The goal of the dialogue was to hear both sides of the proposed $2.60 increase in the federally mandated $5.15 minimum wage.
“The reason minimum wage is such an issue is because it is a tradeoff,” Haveman said. He argued that despite the benefit of higher wages to both students and members of the working class at poverty level, the implementation of a higher minimum wage would adversely affect small businesses in Madison, as well as create job loss in the city.
A general theme focused on how the city thrives on differences among its residents. According to King, the possibility small businesses in Madison will suffer must be addressed.
“It is a complicated issue, but there is no doubt there will be job loss … The question is how much job loss,” Haveman said.
The job loss associated with increases in minimum wage occurs because many small-business owners, such as Torkildson, are unable to increase employee wages while continuing to provide benefits, such as health care and dental insurance.

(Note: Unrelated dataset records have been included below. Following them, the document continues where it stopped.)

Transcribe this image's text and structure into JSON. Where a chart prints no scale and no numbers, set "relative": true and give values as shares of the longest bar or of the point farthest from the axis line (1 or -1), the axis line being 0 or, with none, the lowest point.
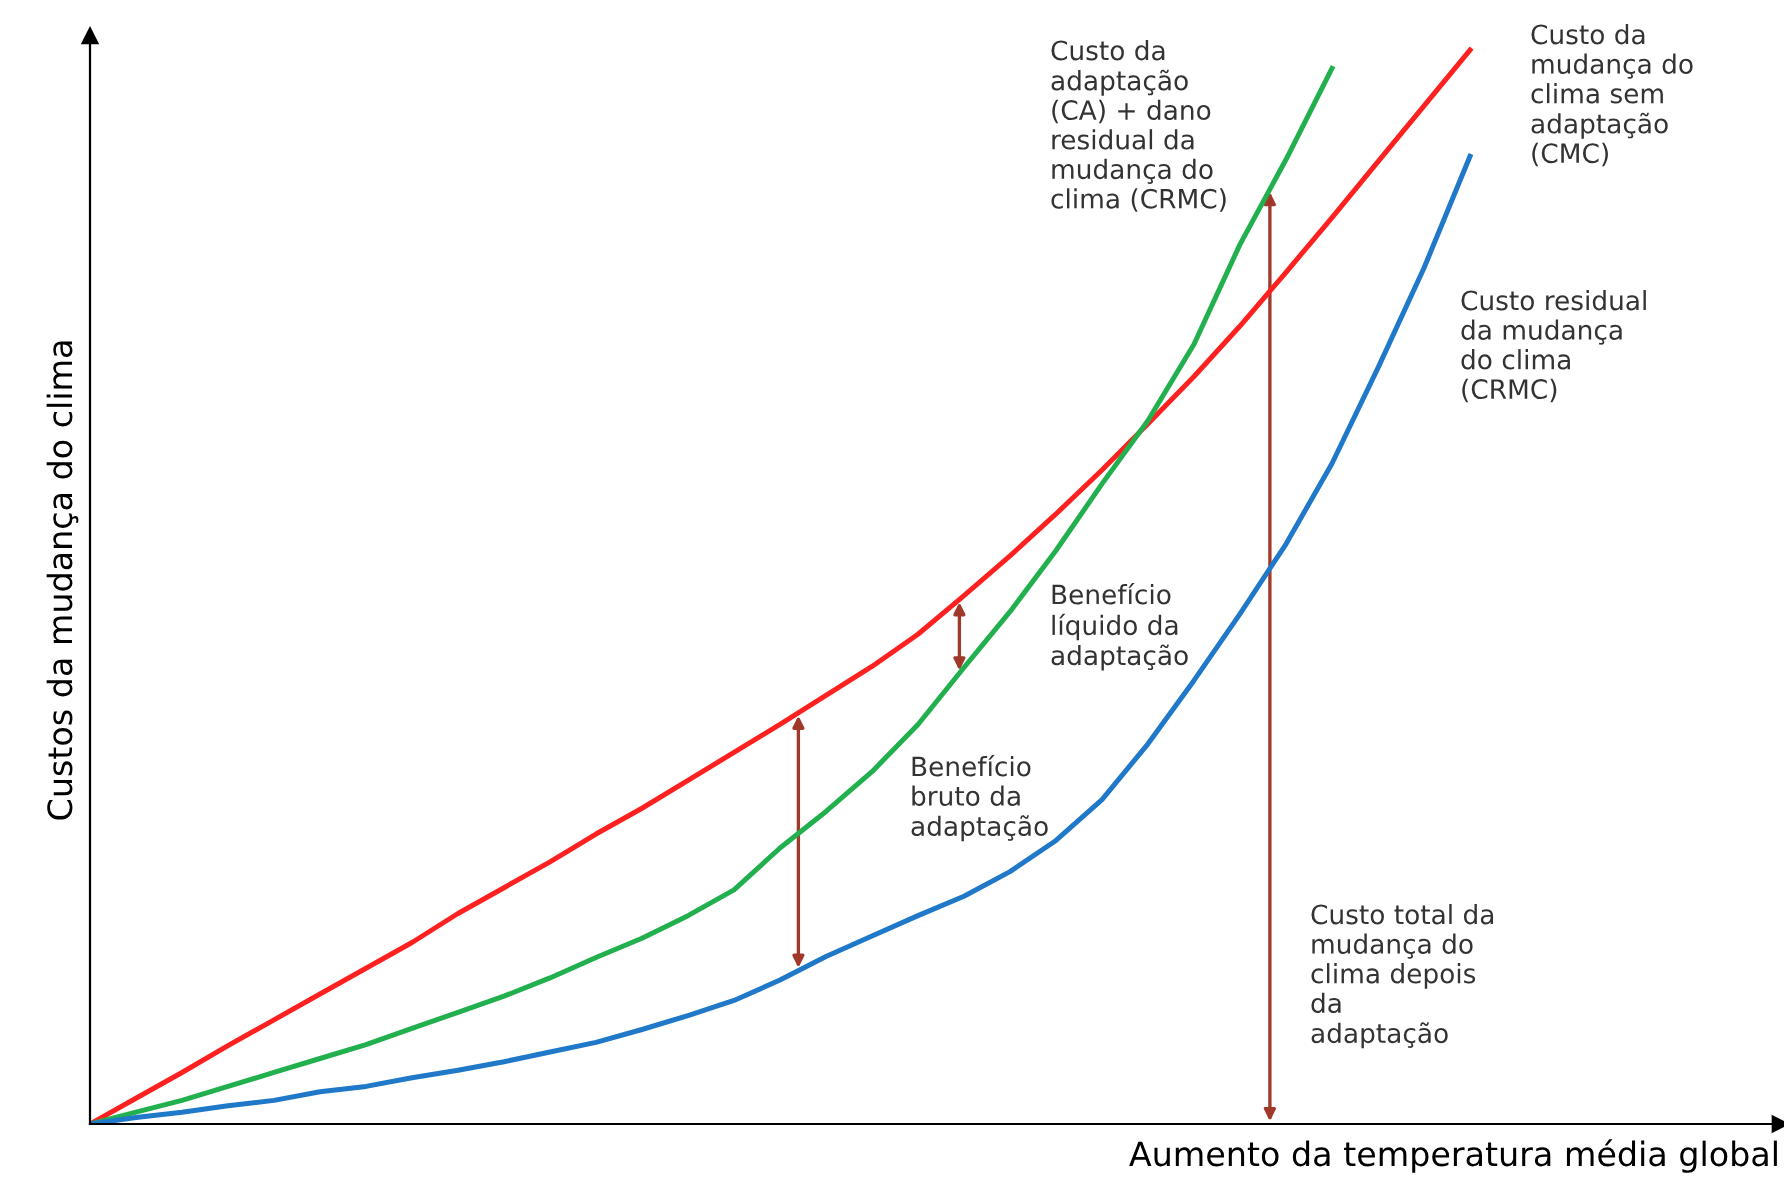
{
  "chart_data": {
    "type": "line",
    "relative": true,
    "xlabel": "Aumento da temperatura média global",
    "ylabel": "Custos da mudança do clima",
    "categories": [
      null,
      null,
      null,
      null,
      null,
      null,
      null,
      null,
      null,
      null,
      null,
      null,
      null,
      null,
      null,
      null,
      null,
      null,
      null,
      null,
      null,
      null,
      null,
      null,
      null,
      null,
      null,
      null,
      null,
      null,
      null
    ],
    "series": [
      {
        "name": "Custo da\nmudança do\nclima sem\nadaptação\n(CMC)",
        "color": "#ff2020",
        "values": [
          0,
          0.024,
          0.048,
          0.073,
          0.097,
          0.121,
          0.145,
          0.169,
          0.196,
          0.22,
          0.244,
          0.27,
          0.294,
          0.32,
          0.346,
          0.372,
          0.399,
          0.426,
          0.456,
          0.492,
          0.529,
          0.568,
          0.609,
          0.652,
          0.696,
          0.743,
          0.793,
          0.844,
          0.896,
          0.948,
          1
        ]
      },
      {
        "name": "Custo da\nadaptação\n(CA) + dano\nresidual da\nmudança do\nclima (CRMC)",
        "color": "#22b04f",
        "values": [
          0,
          0.011,
          0.022,
          0.035,
          0.048,
          0.061,
          0.074,
          0.089,
          0.104,
          0.119,
          0.136,
          0.155,
          0.173,
          0.194,
          0.218,
          0.257,
          0.291,
          0.328,
          0.372,
          0.425,
          0.477,
          0.534,
          0.596,
          0.655,
          0.726,
          0.819,
          0.898,
          0.983,
          null,
          null,
          null
        ]
      },
      {
        "name": "Custo residual\nda mudança\ndo clima\n(CRMC)",
        "color": "#1f78c8",
        "values": [
          0,
          0.006,
          0.011,
          0.017,
          0.022,
          0.03,
          0.035,
          0.043,
          0.05,
          0.058,
          0.067,
          0.076,
          0.088,
          0.101,
          0.115,
          0.134,
          0.156,
          0.175,
          0.194,
          0.212,
          0.235,
          0.264,
          0.302,
          0.354,
          0.413,
          0.475,
          0.54,
          0.615,
          0.704,
          0.797,
          0.901
        ]
      }
    ],
    "annotations": [
      "Benefício\nlíquido da\nadaptação",
      "Benefício\nbruto da\nadaptação",
      "Custo total da\nmudança do\nclima depois\nda\nadaptação"
    ]
  }
}
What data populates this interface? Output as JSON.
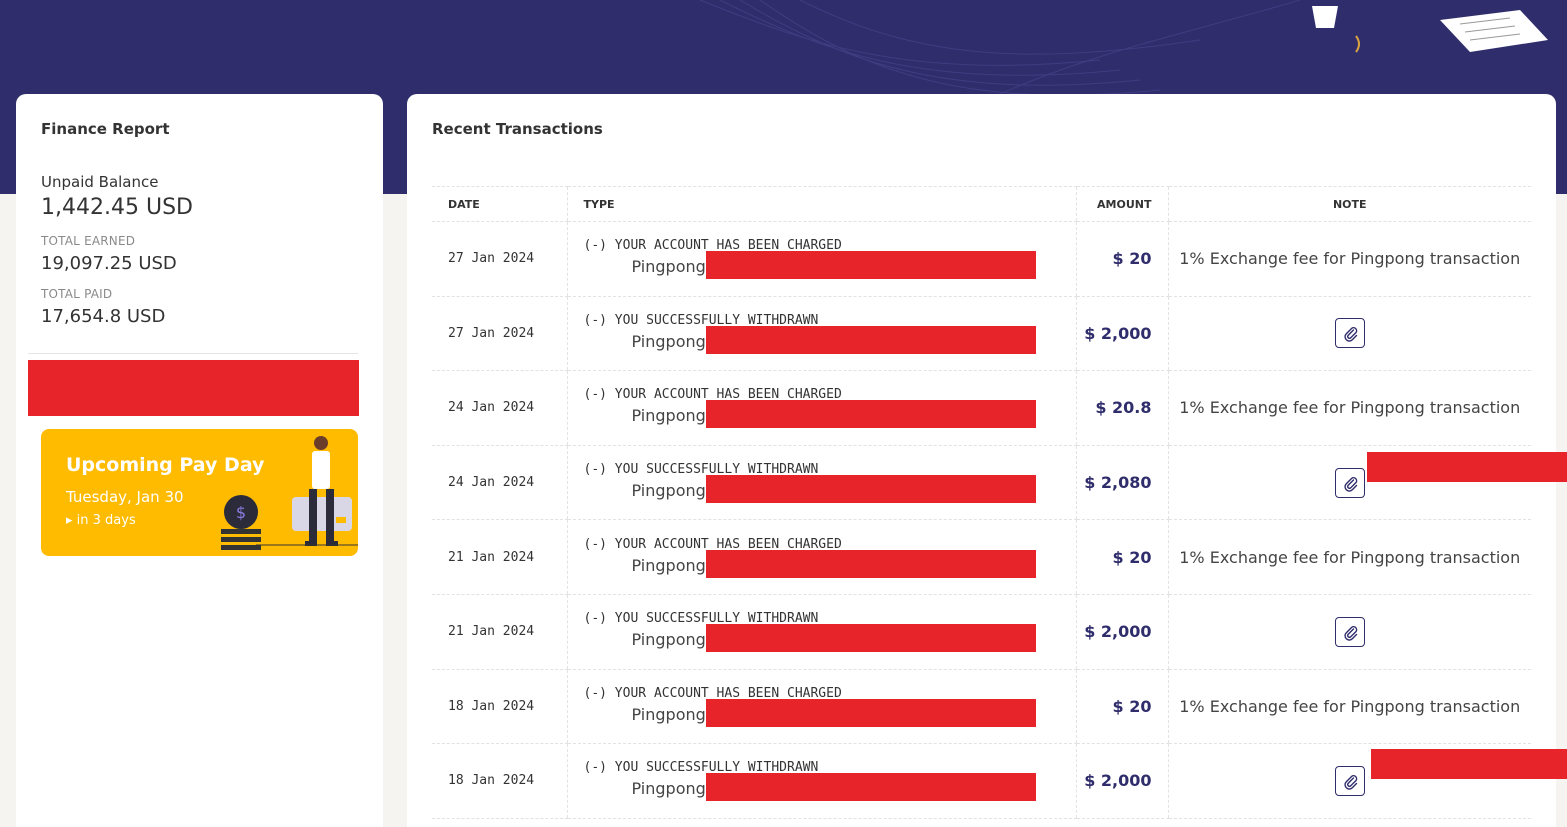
{
  "colors": {
    "banner": "#2f2d6b",
    "accent": "#2f2d6b",
    "payday_bg": "#ffbb00",
    "redaction": "#e8242b"
  },
  "finance": {
    "title": "Finance Report",
    "unpaid_label": "Unpaid Balance",
    "unpaid_value": "1,442.45 USD",
    "earned_label": "TOTAL EARNED",
    "earned_value": "19,097.25 USD",
    "paid_label": "TOTAL PAID",
    "paid_value": "17,654.8 USD"
  },
  "payday": {
    "title": "Upcoming Pay Day",
    "date": "Tuesday, Jan 30",
    "countdown": "in 3 days",
    "countdown_icon": "caret-right-icon"
  },
  "transactions": {
    "title": "Recent Transactions",
    "headers": {
      "date": "DATE",
      "type": "TYPE",
      "amount": "AMOUNT",
      "note": "NOTE"
    },
    "rows": [
      {
        "date": "27 Jan 2024",
        "type": "(-) YOUR ACCOUNT HAS BEEN CHARGED",
        "sub": "Pingpong",
        "amount": "$ 20",
        "note": "1% Exchange fee for Pingpong transaction"
      },
      {
        "date": "27 Jan 2024",
        "type": "(-) YOU SUCCESSFULLY WITHDRAWN",
        "sub": "Pingpong",
        "amount": "$ 2,000",
        "note": ""
      },
      {
        "date": "24 Jan 2024",
        "type": "(-) YOUR ACCOUNT HAS BEEN CHARGED",
        "sub": "Pingpong",
        "amount": "$ 20.8",
        "note": "1% Exchange fee for Pingpong transaction"
      },
      {
        "date": "24 Jan 2024",
        "type": "(-) YOU SUCCESSFULLY WITHDRAWN",
        "sub": "Pingpong",
        "amount": "$ 2,080",
        "note": ""
      },
      {
        "date": "21 Jan 2024",
        "type": "(-) YOUR ACCOUNT HAS BEEN CHARGED",
        "sub": "Pingpong",
        "amount": "$ 20",
        "note": "1% Exchange fee for Pingpong transaction"
      },
      {
        "date": "21 Jan 2024",
        "type": "(-) YOU SUCCESSFULLY WITHDRAWN",
        "sub": "Pingpong",
        "amount": "$ 2,000",
        "note": ""
      },
      {
        "date": "18 Jan 2024",
        "type": "(-) YOUR ACCOUNT HAS BEEN CHARGED",
        "sub": "Pingpong",
        "amount": "$ 20",
        "note": "1% Exchange fee for Pingpong transaction"
      },
      {
        "date": "18 Jan 2024",
        "type": "(-) YOU SUCCESSFULLY WITHDRAWN",
        "sub": "Pingpong",
        "amount": "$ 2,000",
        "note": ""
      }
    ]
  }
}
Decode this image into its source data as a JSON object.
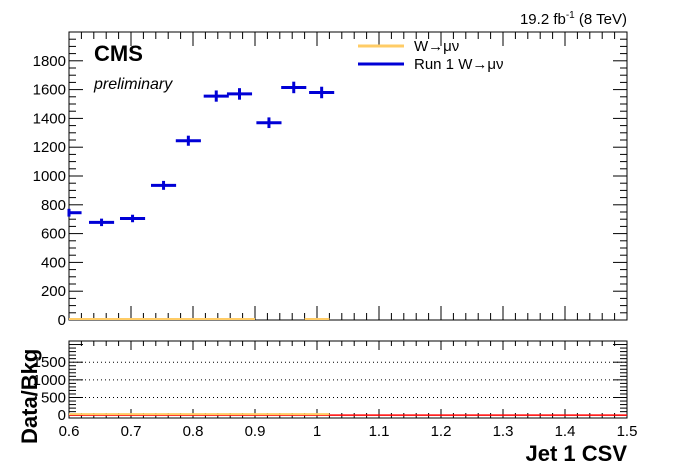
{
  "header": {
    "lumi_text": "19.2 fb",
    "lumi_exp": "-1",
    "energy_text": " (8 TeV)"
  },
  "labels": {
    "experiment": "CMS",
    "status": "preliminary"
  },
  "chart_data": [
    {
      "type": "scatter",
      "panel": "main",
      "xlim": [
        0.6,
        1.5
      ],
      "ylim": [
        0,
        2000
      ],
      "yticks": [
        "0",
        "200",
        "400",
        "600",
        "800",
        "1000",
        "1200",
        "1400",
        "1600",
        "1800"
      ],
      "ytick_values": [
        0,
        200,
        400,
        600,
        800,
        1000,
        1200,
        1400,
        1600,
        1800
      ],
      "legend": {
        "placement": "top-right",
        "entries": [
          {
            "label": "W→μν",
            "color": "#ffcc66",
            "style": "line"
          },
          {
            "label": "Run 1 W→μν",
            "color": "#0000d6",
            "style": "line"
          }
        ]
      },
      "series": [
        {
          "name": "Run 1 W→μν",
          "color": "#0000d6",
          "bin_width": 0.0405,
          "x": [
            0.6,
            0.6525,
            0.7025,
            0.7525,
            0.7925,
            0.8375,
            0.875,
            0.9225,
            0.9625,
            1.0075
          ],
          "y": [
            745,
            678,
            705,
            935,
            1245,
            1555,
            1570,
            1370,
            1615,
            1580
          ],
          "yerr": [
            27,
            26,
            26,
            31,
            35,
            39,
            40,
            37,
            40,
            40
          ]
        },
        {
          "name": "W→μν",
          "color": "#ffcc66",
          "x": [
            0.6,
            1.5
          ],
          "y": [
            0,
            0
          ]
        }
      ]
    },
    {
      "type": "line",
      "panel": "ratio",
      "xlim": [
        0.6,
        1.5
      ],
      "ylim": [
        -80,
        2100
      ],
      "ylabel": "Data/Bkg",
      "xlabel": "Jet 1 CSV",
      "yticks": [
        "0",
        "500",
        "1000",
        "1500"
      ],
      "ytick_values": [
        0,
        500,
        1000,
        1500
      ],
      "xticks": [
        "0.6",
        "0.7",
        "0.8",
        "0.9",
        "1",
        "1.1",
        "1.2",
        "1.3",
        "1.4",
        "1.5"
      ],
      "xtick_values": [
        0.6,
        0.7,
        0.8,
        0.9,
        1.0,
        1.1,
        1.2,
        1.3,
        1.4,
        1.5
      ],
      "grid": "horizontal dotted",
      "series": [
        {
          "name": "",
          "color": "#ff0000",
          "x": [
            0.6,
            1.5
          ],
          "y": [
            0,
            0
          ]
        }
      ]
    }
  ]
}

Torkildson has been owner and operator of the Madison bookstore A Room of One’s Own, 307 W. Johnson St., for 29 years and said this wage increase would indeed negatively affect her business.
A minimum-wage increase would affect the working class and businesses differently. According to Haveman, large chain businesses would be able to combat the negative effects of the wage increase much more easily than a small business would.
Some part-time and student workers will benefit immediately from the wage raise, while those at the poverty level may find jobs frozen.
Despite possible negative effects of a minimum-wage increase, studies of the living wage in Madison have found that in 2003, people living at the poverty level need to make $9.57 an hour to survive. King and other advocates said the current $5.15 wage and the possible $2.60 increase do not reach close enough to the necessary amount.
“Students need this money; poor people need this money,” said UW senior and co-chair of the Poverty Action Network Katie Ray.
Supporters of the wage increase say they have solid grounds to fight. Madison is one of the more expensive places to live in Wisconsin based on transportation and housing alone, according to The Capital Times.
“No one can survive on $5.15. No one in the city can survive on that. Five dollars and 15 cents is an economic anachronism,” King said.
Activists promoting the legislation, such as the Madison Fair Wage Campaign, hope to have 12,800 petition signatures of local Madisonians in seven days to support the minimum-wage increase. This petition will ask the City Council to implement the increase in Madison.
However, some believe a wage increase is not the answer. “[An increase] does not effectively fix problems,” said UW senior Peter McCabe, Upper Midwest chair of Committee for a Constructive Tomorrow.
In the short run, the $2.60 raise will not solve all of the city’s problems with low-income workers, despite granting a higher pay to some. The long-term effects of the wage increase will hurt productivity, Haveman said.
Yet, supporters of the petition agree that some help is better than none at all.
“No one is saying [the minimum-wage increase] will solve problems completely,” Ray said.